この官公庁が主催者である「i-Construction」推進に関する資料には、民間の呼称である「ICT施工」は使われません。

今の「ICT施工」が指す具体的な工程




「ICT施工」は現在、「ICT土工」とほぼ同じ定義で使われています。
この内容は、具体的にどういった工程なのでしょうか。

計測


UAV(ドローン)で撮影した写真データやLS(レーザースキャナ)などで得た点群データを用いて、短時間で高密度な3次元計測を行います。

設計・計画


3次元計測データ(現況)と設計図面を比較し、その差分から切り土や盛り土などの量を自動で算出します。

ICT建機を用いた施工


3次元設計データなどを使って建機に位置情報の指示を表示することにより、丁張りなどのプロセスを省略します。もしくは、建機を自動制御することによって、丁張りの省略だけでなく、難易度の高い施工を自動で行うなど、熟練技能の要件も緩和します。

出来形管理


UAV(ドローン)やLS(レーザースキャナ)などを活用した3次元測量で検査を省力化します。また、データを納品することで出来形に関する書類作成の手間を省略することができます。

完成図書の納品


実施工程表や出来形数量総括表、出来形管理図など必要な書類を提出することで、施工時のデータを長期保存し、今後の維持管理に役立てます。

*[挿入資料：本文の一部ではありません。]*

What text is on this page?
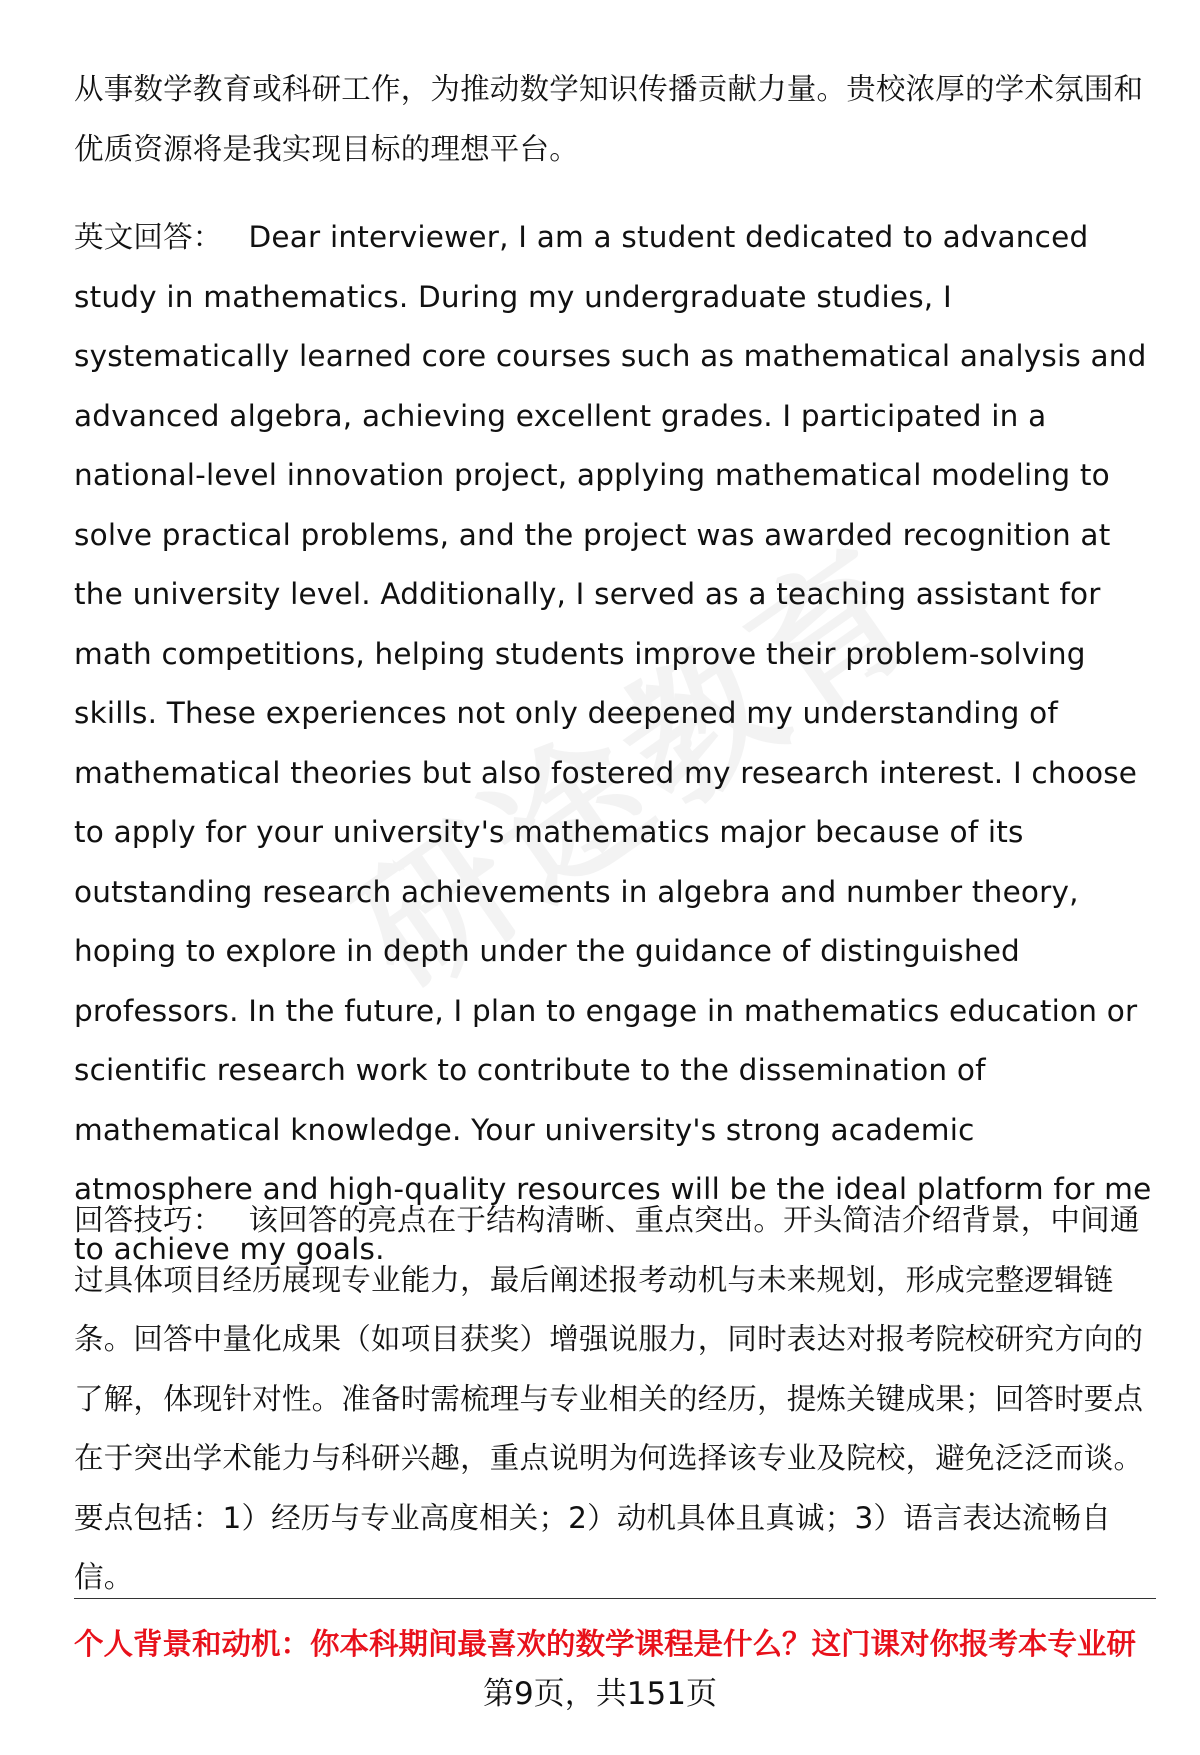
从事数学教育或科研工作，为推动数学知识传播贡献力量。贵校浓厚的学术氛围和优质资源将是我实现目标的理想平台。

英文回答： Dear interviewer, I am a student dedicated to advanced study in mathematics. During my undergraduate studies, I systematically learned core courses such as mathematical analysis and advanced algebra, achieving excellent grades. I participated in a national-level innovation project, applying mathematical modeling to solve practical problems, and the project was awarded recognition at the university level. Additionally, I served as a teaching assistant for math competitions, helping students improve their problem-solving skills. These experiences not only deepened my understanding of mathematical theories but also fostered my research interest. I choose to apply for your university's mathematics major because of its outstanding research achievements in algebra and number theory, hoping to explore in depth under the guidance of distinguished professors. In the future, I plan to engage in mathematics education or scientific research work to contribute to the dissemination of mathematical knowledge. Your university's strong academic atmosphere and high-quality resources will be the ideal platform for me to achieve my goals.

回答技巧： 该回答的亮点在于结构清晰、重点突出。开头简洁介绍背景，中间通过具体项目经历展现专业能力，最后阐述报考动机与未来规划，形成完整逻辑链条。回答中量化成果（如项目获奖）增强说服力，同时表达对报考院校研究方向的了解，体现针对性。准备时需梳理与专业相关的经历，提炼关键成果；回答时要点在于突出学术能力与科研兴趣，重点说明为何选择该专业及院校，避免泛泛而谈。要点包括：1）经历与专业高度相关；2）动机具体且真诚；3）语言表达流畅自信。

个人背景和动机：你本科期间最喜欢的数学课程是什么？这门课对你报考本专业研
第9页，共151页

出典:「施工へのICTの活用について」(国土交通省) (http://www.jacic.or.jp/movie/jseminar/pdf/movie20161005_miyatake.pdf

「ICT施工」など用語の定義を理解し正しい情報収集を




「ICT施工」をはじめ、建設業界のICT導入に関しては、まだ導入段階であるためさまざまな用語が使われています。なかには定義が明確でないものも少なくありません。

得た情報を正しく理解するためにも、できる限り各用語がどのような意味で使われているか、何を指しているかをきちんと把握しておきましょう。

ICT施工に関する知識がまだ少なく、まとまった情報を得たい場合は、官公庁や自治体、民間企業が主催する講習などを受けることも効果的です。

講習などで得た知識をもとに不明点を周囲に質問するなどすれば、短期間で情報をキャッチアップしやすくなるでしょう。